Gledhill has a marvellous way of wrongfooting you with her delivery. There’s a regular supply of funny mispronunciations and malapropisms and sentences left hanging at comical moments. Despite being dressed as a giant sausage, she’s marginally the more sensible one. Cantrill gets to play to the crowd more with winks and side glances, sometimes laddy, sometimes camp.

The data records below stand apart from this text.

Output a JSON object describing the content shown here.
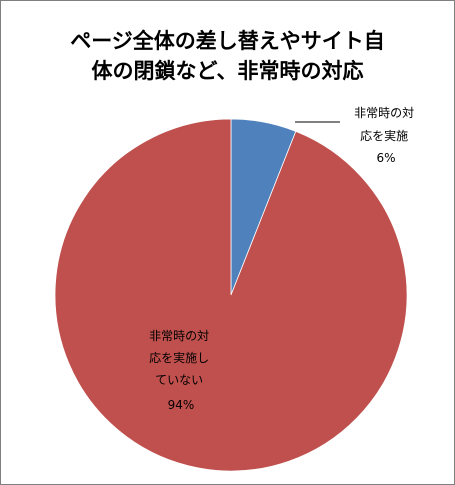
{
  "chart_data": {
    "type": "pie",
    "title_lines": [
      "ページ全体の差し替えやサイト自",
      "体の閉鎖など、非常時の対応"
    ],
    "slices": [
      {
        "label_lines": [
          "非常時の対",
          "応を実施"
        ],
        "value": 6,
        "value_label": "6%",
        "color": "#4f81bd"
      },
      {
        "label_lines": [
          "非常時の対",
          "応を実施し",
          "ていない"
        ],
        "value": 94,
        "value_label": "94%",
        "color": "#c0504d"
      }
    ],
    "start_angle_deg": 0,
    "direction": "clockwise"
  }
}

Another regular route to laughs is the use of “Sharon” on the front row as a comedy punchbag, the poor audience member finding herself on the receiving end of a one-sided dialogue that’s attributing her with all manner of embarrassing characteristics, like the need for a fresh pair of knickers. The characterisation of this imagined woman is something out of Victoria Wood or Alan Bennett.
It’s possible to trace other old school Northern comedy heritage in here too – a hint of League of Gentlemen, or even some Shuttleworth DNA. But it’s also very now, with a lot of humour playing with gender and sexual politics, including gags about sexual consent (with Bobby Davro) and Gledhill getting feminism wrong.
There’s a few remnants kicking around of material they’ve either cut or forgotten, or that maybe played a bigger role when they were first conceived. An extra run through and sense check wouldn’t go amiss. This early show also feels full of friends of the pair. There’s an in-jokey casualness about some parts that make it hard to tell how they’ll normally hit. But small-town culture will always be ripe for material and this freshened-up 2010s variety has a lot of appeal.